What to Do if Your Health Insurer Won’t Pay ?

No matter what type of health insurance you’ve chosen, or even how good it is, some time or another you may have to defend a claim that your insurer has denied. The claim may be unjustly rejected because of a clerical or other error, and usually a phone call or letter will quickly resolve the matter in dispute. Then there are the times that insurers deny coverage for treatments that are not medically necessary or for treatments that are considered experimental. Be prepared to persist against what at times will seem an impenetrable insurance bureaucracy. Surveys have found that policyholders who contest denials of benefits have at least a 50 percent chance of gaining satisfaction.

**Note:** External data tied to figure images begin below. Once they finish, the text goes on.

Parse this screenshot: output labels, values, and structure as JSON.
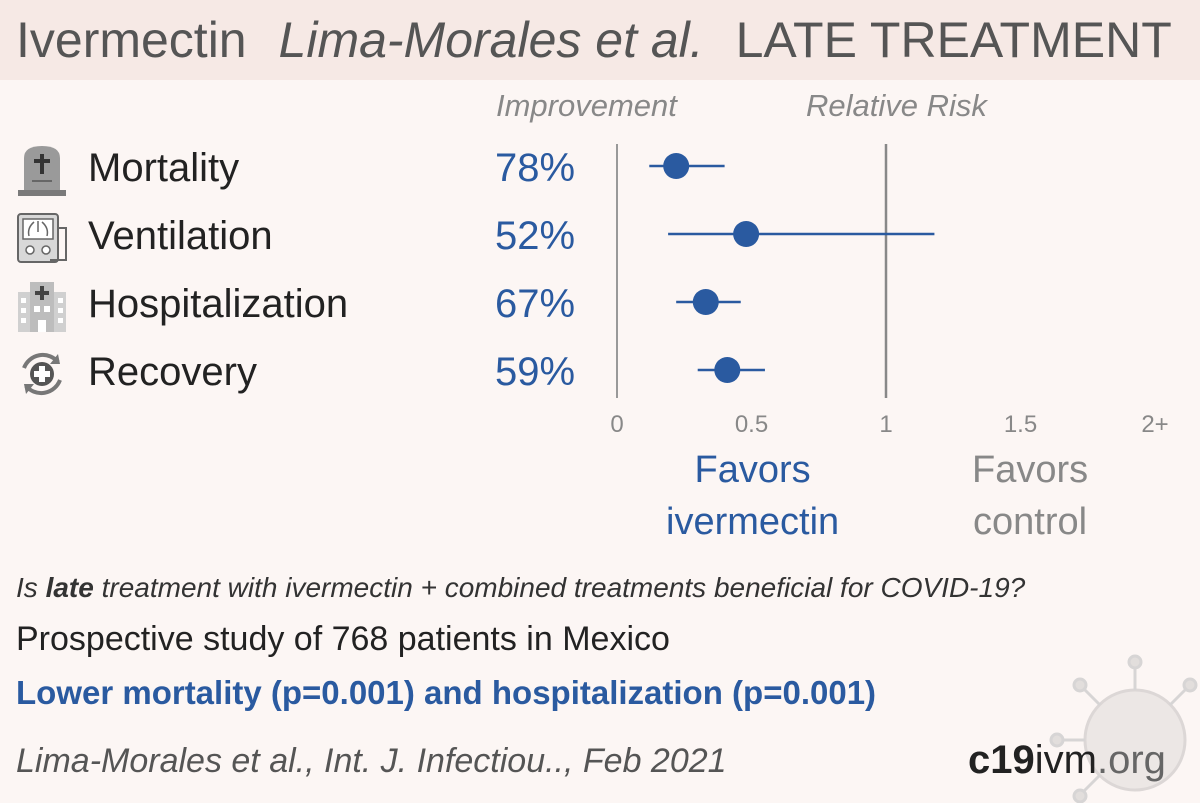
{
  "header": {
    "drug": "Ivermectin",
    "study": "Lima-Morales et al.",
    "stage": "LATE TREATMENT"
  },
  "columns": {
    "improvement": "Improvement",
    "relative_risk": "Relative Risk"
  },
  "chart_data": {
    "type": "forest",
    "xlim": [
      0,
      2
    ],
    "x_ticks": [
      "0",
      "0.5",
      "1",
      "1.5",
      "2+"
    ],
    "reference_line": 1,
    "rows": [
      {
        "outcome": "Mortality",
        "improvement": "78%",
        "rr": 0.22,
        "ci": [
          0.12,
          0.4
        ],
        "icon": "tombstone-icon"
      },
      {
        "outcome": "Ventilation",
        "improvement": "52%",
        "rr": 0.48,
        "ci": [
          0.19,
          1.18
        ],
        "icon": "ventilator-icon"
      },
      {
        "outcome": "Hospitalization",
        "improvement": "67%",
        "rr": 0.33,
        "ci": [
          0.22,
          0.46
        ],
        "icon": "hospital-icon"
      },
      {
        "outcome": "Recovery",
        "improvement": "59%",
        "rr": 0.41,
        "ci": [
          0.3,
          0.55
        ],
        "icon": "recovery-icon"
      }
    ],
    "favors_left": [
      "Favors",
      "ivermectin"
    ],
    "favors_right": [
      "Favors",
      "control"
    ]
  },
  "colors": {
    "accent": "#2a5aa0",
    "muted": "#888888",
    "header_bg": "#f6e9e5",
    "background": "#fcf6f4"
  },
  "question": {
    "pre": "Is ",
    "bold": "late",
    "post": " treatment with ivermectin + combined treatments beneficial for COVID-19?"
  },
  "study_desc": "Prospective study of 768 patients in Mexico",
  "conclusion": "Lower mortality (p=0.001) and hospitalization (p=0.001)",
  "citation": "Lima-Morales et al., Int. J. Infectiou.., Feb 2021",
  "site": {
    "bold": "c19",
    "mid": "ivm",
    "tld": ".org"
  }
}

Here’s how to protect your rights:

  • Keep copies of medical bills you submit with claims. Once you’re notified that a claim has been denied, check over the paperwork for clerical errors, including mathematical miscalculations.
  • Ask for your doctor’s help. If the claim is denied because the doctor charged more than is customary, have the doctor write a letter explaining why. If special circumstance were involved, there’s always a chance the insurance company will accept this explanation and pay the claim. If the denial involves medical interpretation, ask your doctor to write to the insurance company.
  • If your claim is denied because “medical necessity” is in question, find out your plan’s definition of this. Authorities differ on what medical necessity is and what it’s not. Your best defense against this denial is a second opinion or some other evidence.
  • If the insurer labels the treatment experimental and denies your claim, enlist your doctor’s help in explaining why the treatment is no longer, or never was, experimental. You also may want to ask the maker of any breakthrough drug or device used in your treatment to help you prove that the drug or device is not experimental.
  • If the insurer refuses your claim on the grounds that the condition existed before the policy was issued, determine whether there’s proof that the affliction developed after you took out the policy. Again, your doctor’s help may be invaluable. Take and keep all notes from phone calls or meetings.
  • Put your policy and claim numbers on all your correspondence.
  • Keep copies of all your correspondence.